C&R Tree Node - Advanced

The advanced options enable you to fine-tune the tree-building process.

Minimum change in impurity. Specify the minimum change in impurity to create a new split in the tree. Impurity refers to the extent to which subgroups defined by the tree have a wide range of output field values within each group. For categorical targets, a node is considered “pure” if 100% of cases in the node fall into a specific category of the target field. The goal of tree building is to create subgroups with similar output values--in other words, to minimize the impurity within each node. If the best split for a branch reduces the impurity by less than the specified amount, the split will not be made.

Impurity measure for categorical targets. For categorical target fields, specify the method used to measure the impurity of the tree. (For continuous targets, this option is ignored, and the least squared deviation impurity measure is always used.)

  • Gini is a general impurity measure based on probabilities of category membership for the branch.
  • Twoing is an impurity measure that emphasizes the binary split and is more likely to lead to approximately equal-sized branches from a split.
  • Ordered adds the additional constraint that only contiguous target classes can be grouped together, as is applicable only with ordinal targets. If this option is selected for a nominal target, the standard twoing measure is used by default.

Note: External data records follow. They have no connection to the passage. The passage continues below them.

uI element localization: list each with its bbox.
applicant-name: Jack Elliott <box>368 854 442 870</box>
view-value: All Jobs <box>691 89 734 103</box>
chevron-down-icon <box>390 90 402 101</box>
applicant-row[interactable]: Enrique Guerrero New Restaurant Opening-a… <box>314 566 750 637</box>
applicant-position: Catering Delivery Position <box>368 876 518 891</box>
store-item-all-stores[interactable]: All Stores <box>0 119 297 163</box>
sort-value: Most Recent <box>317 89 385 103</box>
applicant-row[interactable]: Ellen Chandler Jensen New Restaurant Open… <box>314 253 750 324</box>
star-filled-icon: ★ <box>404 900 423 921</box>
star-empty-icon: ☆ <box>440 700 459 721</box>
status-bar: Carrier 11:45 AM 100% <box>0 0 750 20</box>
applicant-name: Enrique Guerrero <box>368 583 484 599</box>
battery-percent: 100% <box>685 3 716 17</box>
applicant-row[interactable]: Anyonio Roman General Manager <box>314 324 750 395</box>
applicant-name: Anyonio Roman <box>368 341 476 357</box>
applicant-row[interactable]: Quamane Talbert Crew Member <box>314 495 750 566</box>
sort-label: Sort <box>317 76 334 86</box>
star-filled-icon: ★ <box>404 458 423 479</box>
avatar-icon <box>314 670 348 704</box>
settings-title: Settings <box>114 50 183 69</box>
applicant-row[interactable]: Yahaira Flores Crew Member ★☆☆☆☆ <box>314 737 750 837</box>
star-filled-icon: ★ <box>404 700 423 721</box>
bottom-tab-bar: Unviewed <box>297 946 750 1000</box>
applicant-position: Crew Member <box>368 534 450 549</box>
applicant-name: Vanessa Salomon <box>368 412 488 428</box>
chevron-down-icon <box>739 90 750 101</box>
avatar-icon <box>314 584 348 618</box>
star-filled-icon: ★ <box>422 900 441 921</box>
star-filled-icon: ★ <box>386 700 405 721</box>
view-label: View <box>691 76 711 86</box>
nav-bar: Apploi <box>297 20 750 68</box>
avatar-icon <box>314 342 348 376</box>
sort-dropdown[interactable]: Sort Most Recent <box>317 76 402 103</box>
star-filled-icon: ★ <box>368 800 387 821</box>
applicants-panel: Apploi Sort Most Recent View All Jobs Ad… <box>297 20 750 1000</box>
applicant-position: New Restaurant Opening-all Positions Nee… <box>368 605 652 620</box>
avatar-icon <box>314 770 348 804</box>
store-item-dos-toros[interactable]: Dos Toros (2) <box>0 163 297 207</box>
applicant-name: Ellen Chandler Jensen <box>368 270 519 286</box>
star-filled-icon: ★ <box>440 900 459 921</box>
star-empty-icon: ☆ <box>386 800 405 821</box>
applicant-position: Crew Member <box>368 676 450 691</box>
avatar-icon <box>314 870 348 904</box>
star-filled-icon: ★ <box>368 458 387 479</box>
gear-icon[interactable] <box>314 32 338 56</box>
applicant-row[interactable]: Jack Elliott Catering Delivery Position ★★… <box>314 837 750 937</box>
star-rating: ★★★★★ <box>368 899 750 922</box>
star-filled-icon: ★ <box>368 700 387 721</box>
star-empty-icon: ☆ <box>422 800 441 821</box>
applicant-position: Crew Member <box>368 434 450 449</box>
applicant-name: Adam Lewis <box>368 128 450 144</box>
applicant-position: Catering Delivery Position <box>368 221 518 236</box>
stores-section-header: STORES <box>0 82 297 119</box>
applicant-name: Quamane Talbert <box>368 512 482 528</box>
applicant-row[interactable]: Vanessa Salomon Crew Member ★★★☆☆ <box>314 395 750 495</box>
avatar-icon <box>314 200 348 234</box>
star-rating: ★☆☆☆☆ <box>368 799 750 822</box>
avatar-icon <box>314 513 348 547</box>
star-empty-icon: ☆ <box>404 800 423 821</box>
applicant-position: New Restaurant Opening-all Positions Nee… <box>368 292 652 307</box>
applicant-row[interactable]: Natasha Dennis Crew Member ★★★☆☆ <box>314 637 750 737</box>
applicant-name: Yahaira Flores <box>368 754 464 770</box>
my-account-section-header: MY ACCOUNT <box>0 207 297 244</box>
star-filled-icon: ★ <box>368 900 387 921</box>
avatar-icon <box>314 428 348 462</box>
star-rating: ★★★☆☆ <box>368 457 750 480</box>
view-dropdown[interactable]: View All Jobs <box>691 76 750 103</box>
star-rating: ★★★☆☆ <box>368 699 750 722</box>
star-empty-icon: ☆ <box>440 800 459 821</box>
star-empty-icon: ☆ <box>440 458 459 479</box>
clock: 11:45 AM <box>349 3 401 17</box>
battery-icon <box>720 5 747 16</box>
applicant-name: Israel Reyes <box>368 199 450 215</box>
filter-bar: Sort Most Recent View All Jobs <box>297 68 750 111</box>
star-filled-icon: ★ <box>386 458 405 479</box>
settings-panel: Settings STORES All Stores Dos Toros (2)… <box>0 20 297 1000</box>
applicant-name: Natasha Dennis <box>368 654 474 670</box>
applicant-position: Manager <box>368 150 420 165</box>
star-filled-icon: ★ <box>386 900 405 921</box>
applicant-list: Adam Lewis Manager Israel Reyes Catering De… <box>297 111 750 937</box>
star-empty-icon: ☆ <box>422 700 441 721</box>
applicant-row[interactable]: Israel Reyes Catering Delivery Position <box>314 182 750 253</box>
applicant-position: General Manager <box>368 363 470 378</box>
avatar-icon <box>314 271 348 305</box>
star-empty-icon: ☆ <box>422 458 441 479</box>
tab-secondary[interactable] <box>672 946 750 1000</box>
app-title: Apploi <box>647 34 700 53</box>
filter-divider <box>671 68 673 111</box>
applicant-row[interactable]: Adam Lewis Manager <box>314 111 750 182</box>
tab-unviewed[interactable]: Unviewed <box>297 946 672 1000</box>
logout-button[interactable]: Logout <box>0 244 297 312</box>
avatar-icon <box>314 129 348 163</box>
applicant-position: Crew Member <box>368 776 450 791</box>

Overfit prevention set. The algorithm internally separates records into a model building set and an overfit prevention set, which is an independent set of data records used to track errors during training in order to prevent the method from modeling chance variation in the data. Specify a percentage of records. The default is 30.

Replicate results. Setting a random seed enables you to replicate analyses. Specify an integer or click Generate, which will create a pseudo-random integer between 1 and 2147483647, inclusive.